O ginecologista foi mais profissional. Sequer deu boa noite. “O que a senhora tem?” “Ai, doutor, um acidente, um acidente terrível...” Dona Meire começa a contar que dormia, mas que antes havia tomado uma champagne, nada de mais, e que não fazia a menor idéia de nada, que o daschund era manso, e ela estava nua, e ele passeava sempre pelo quarto, mas nunca imaginou que ele pudesse subir na cama daquela maneira, que aquilo nunca tinha acontecido e eis que surge a inquietação clínica: “Há um cachorro por baixo do vestido da senhora?” Sim. Abaixo do púbis estava travado o bulbo insistente do pênis de Cavão, que não se sabe por quê, não quis murchar. “Santo Deus!”, o médico se emocionou.

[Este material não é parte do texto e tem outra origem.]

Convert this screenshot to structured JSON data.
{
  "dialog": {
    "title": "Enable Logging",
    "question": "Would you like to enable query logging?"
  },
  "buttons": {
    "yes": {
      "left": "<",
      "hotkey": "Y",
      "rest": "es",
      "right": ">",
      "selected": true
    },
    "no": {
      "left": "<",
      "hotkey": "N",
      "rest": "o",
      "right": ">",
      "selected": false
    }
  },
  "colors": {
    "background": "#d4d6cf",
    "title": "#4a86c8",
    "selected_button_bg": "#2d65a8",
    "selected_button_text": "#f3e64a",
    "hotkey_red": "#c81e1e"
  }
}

Três possibilidades foram colocadas à escolha de dona Meire: seguir a ordem da natureza (que significava esperar o bulbo desinchar e permanecer de coxas abertas, como um cão pendurado), aguardar o veterinário (o que demandaria o mesmo tempo, enquanto mais funcionários se aglomerariam na porta do consultório), e o caminho mais traumático, porém rápido e eficaz: amputar Cavão. “Faça isso, doutor! Por Deus!”. Isso resultaria na morte do bicho em mais ou menos tempo. Mas a dona tinha certeza da escolha.

Foi simples: anestesia, bisturi, um movimento rápido de serra e pronto, cachorro para um lado e madame para o outro, divididos pelo alívio e por uma poça de sangue na mesa de cirurgia. Cavão não conseguiu ficar de pé, dona Meire faltou saltitar. Gentileza do doutor, que fez um curativo e estancou o sangramento. “Mas aviso que em mais ou menos tempo ele morre”. A mulher olhou para a mesa e teve um suspiro de estimação. Tomou aquele corpinho mole nos braços, jogou um lenço por cima e se foi, como uma mãe que sai da maternidade com o primogênito.